MRM-based protein quantitation
Through marker prioritization, seven proteins were detectable (S/N > 8) in individual plasma. For these seven proteins, we performed protein quantitation using stable isotope labeled peptide. Each tryptic digest sample was spiked with stable isotope labeled peptide. Samples were dried and reconstituted with 20 μL of 0.1 % FA in water. MRM analysis was performed using Agilent 6490 Triple Quadrupole mass spectrometer equipped with Agilent 1260 Infinity LC system (Agilent Technologies Inc., Table 1). Tryptic peptides were loaded onto a reversed phase analytical column (150 mm × 0.2 mm i.d., Agilent ZORBAX Eclipse Plus, 1.6 μm particle size) that was maintained at a column temperature of 40°C. Sample separations were achieved using mobile phase A consisting of 0.05% FA and 0.2% methanol in water and mobile phase B consisting of 0.05% FA and 0.2% methanol in ACN. The gradient method was composed of multiple linear gradients as follows (time, % B, flow rate): 3 min, 2% B, 0.25 mL/min; 43 min, 30% B, 0.25 mL/min; 47 min, 90% B, 0.27 mL/min; 53.1 min, 1% B, 0.25 mL/min. Separated peptides were ionized using positive electrospray ionization: 3,500 V capillary voltage, 150 V (high pressure RF) and 60 V nozzle voltage (low pressure RF), a sheath gas flow of 11 L/min at a temperature of 200°C, a drying gas flow rate of 16 L/min at a temperature of 150°C, and 30 psi nebulizer gas flow.
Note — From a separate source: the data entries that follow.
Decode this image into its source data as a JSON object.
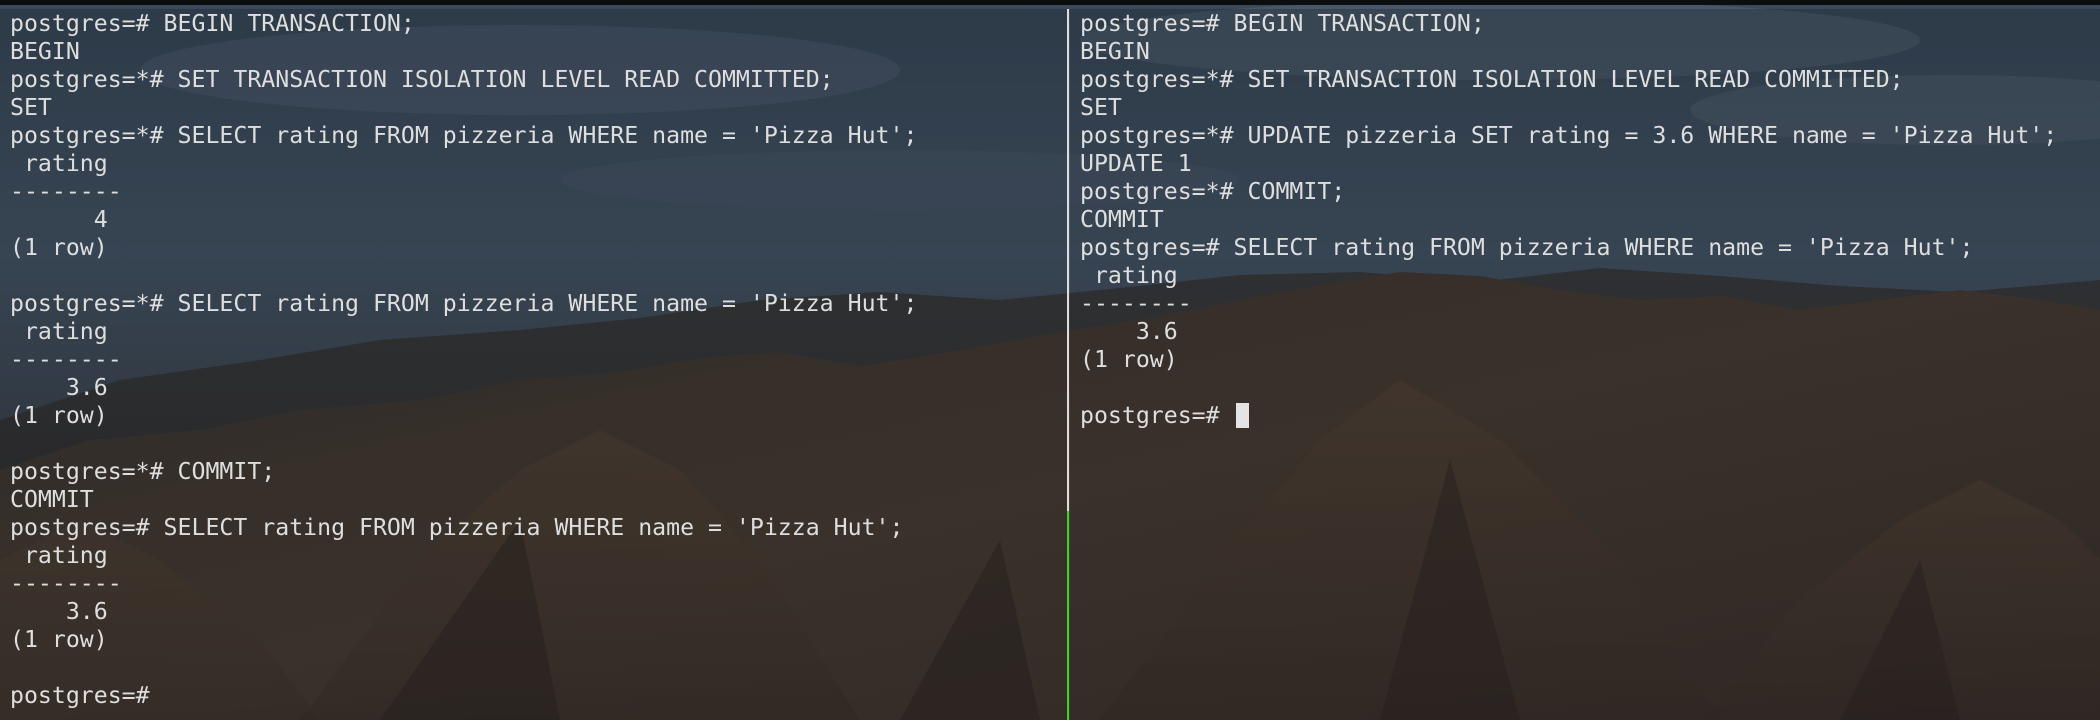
{
  "left_pane": {
    "lines": [
      "postgres=# BEGIN TRANSACTION;",
      "BEGIN",
      "postgres=*# SET TRANSACTION ISOLATION LEVEL READ COMMITTED;",
      "SET",
      "postgres=*# SELECT rating FROM pizzeria WHERE name = 'Pizza Hut';",
      " rating",
      "--------",
      "      4",
      "(1 row)",
      "",
      "postgres=*# SELECT rating FROM pizzeria WHERE name = 'Pizza Hut';",
      " rating",
      "--------",
      "    3.6",
      "(1 row)",
      "",
      "postgres=*# COMMIT;",
      "COMMIT",
      "postgres=# SELECT rating FROM pizzeria WHERE name = 'Pizza Hut';",
      " rating",
      "--------",
      "    3.6",
      "(1 row)",
      "",
      "postgres=# "
    ]
  },
  "right_pane": {
    "lines": [
      "postgres=# BEGIN TRANSACTION;",
      "BEGIN",
      "postgres=*# SET TRANSACTION ISOLATION LEVEL READ COMMITTED;",
      "SET",
      "postgres=*# UPDATE pizzeria SET rating = 3.6 WHERE name = 'Pizza Hut';",
      "UPDATE 1",
      "postgres=*# COMMIT;",
      "COMMIT",
      "postgres=# SELECT rating FROM pizzeria WHERE name = 'Pizza Hut';",
      " rating",
      "--------",
      "    3.6",
      "(1 row)",
      ""
    ],
    "prompt": "postgres=# "
  },
  "colors": {
    "text": "#dedede",
    "active_divider": "#3fd12f",
    "divider": "#dcdcdc",
    "cursor": "#e4e4e4"
  }
}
To identify proteins differentially expressed between MDD patients and healthy individuals and between responders and nonresponders at baseline, we performed Fisher’s exact test for categorical variables and t-test or Mann-Whitney U test for continuous variables. Comparisons between patients at baseline and at 6 weeks after initiation of antidepressants in total and subset of patients were performed using Wilcoxon signed rank test or paired t-test. Each comparison was independently performed for SSRIs and mirtazapine groups. Proteins and clinical variables with univariate p-values less than 0.200 were included in multivariate analysis using partial Spearman correlation analysis. P-value of less than 0.050 was regarded as statistically significant. SAS version 9.3 (SAS Institute, Cary, NC, USA) was used for all statistical analyses.